NEW YORK (Credit.com) -- Credit unions may have experienced a big bump in membership following last year’s Bank Transfer Day, but the small financial institutions still have a way to go when it comes to the credit card market.

According to the latest Experian/Oliver Wyman Market Intelligence Report, a quarterly analysis of consumer credit trends, credit unions make up a very small part of the bank card industry, accounting for only 3.66% of originations during the first quarter of 2012.

Michele Raneri, Experian’s vice president of analytics, says the small percentage is partially due to the fact that, by their very nature, membership-only credit unions have fewer customers. However, “large banks have a wide spectrum of products for a wide variety of consumers,” she adds. For instance, they may have several travel rewards cards, balance transfer cards and general rewards cards in their arsenal to woo a wider customer base.

Credit unions, on the other hand, typically have a single card designed to monitor cash flow.

“They just don’t have the bandwidth to supply credit to more people,” Raneri says.

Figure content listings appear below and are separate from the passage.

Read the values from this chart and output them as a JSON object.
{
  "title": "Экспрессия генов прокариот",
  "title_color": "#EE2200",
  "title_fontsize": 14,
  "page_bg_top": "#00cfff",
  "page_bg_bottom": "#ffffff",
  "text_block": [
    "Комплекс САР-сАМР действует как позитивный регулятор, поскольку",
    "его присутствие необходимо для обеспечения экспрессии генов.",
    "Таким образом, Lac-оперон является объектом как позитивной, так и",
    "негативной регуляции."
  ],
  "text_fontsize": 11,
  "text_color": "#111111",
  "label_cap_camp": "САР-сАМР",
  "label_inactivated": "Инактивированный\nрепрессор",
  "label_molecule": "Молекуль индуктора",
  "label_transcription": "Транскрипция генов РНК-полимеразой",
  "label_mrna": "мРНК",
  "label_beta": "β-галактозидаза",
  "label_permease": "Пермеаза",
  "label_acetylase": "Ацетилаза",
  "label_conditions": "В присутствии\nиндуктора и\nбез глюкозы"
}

But the smaller variety of offerings shouldn’t dissuade some consumers from applying for a credit union product. According to Experian’s data, credit unions are actually more apt to lend to applicants who don’t necessarily have perfect credit scores.

“They have made an effort to supply more credit to a little bit lower of a VantageScore compared to the rest of the market,” Raneri says. Current 2012 bank card originations show credit unions lending to consumers who average a VantageScore of 761, while the entire market is running an average of 799. (Note: VantageScore operates on a scale of 500 to 990.)

Credit unions also tend to emphasize different aspects of a person’s credit report than their larger counterparts.

“[Credit Unions] are more willing to grant new bank cards to consumers who were a little bit more maxed out,” says Raneri. However, while they do pay less attention to utilization, they are more stringent when it comes to delinquencies. In 2012, only approximately 1.25% of new credit union originations were awarded to consumers who had missed two or more payments over the last two years. Comparatively, approximately 1.8% of originations were awarded to consumers with similar delinquencies throughout the entire market.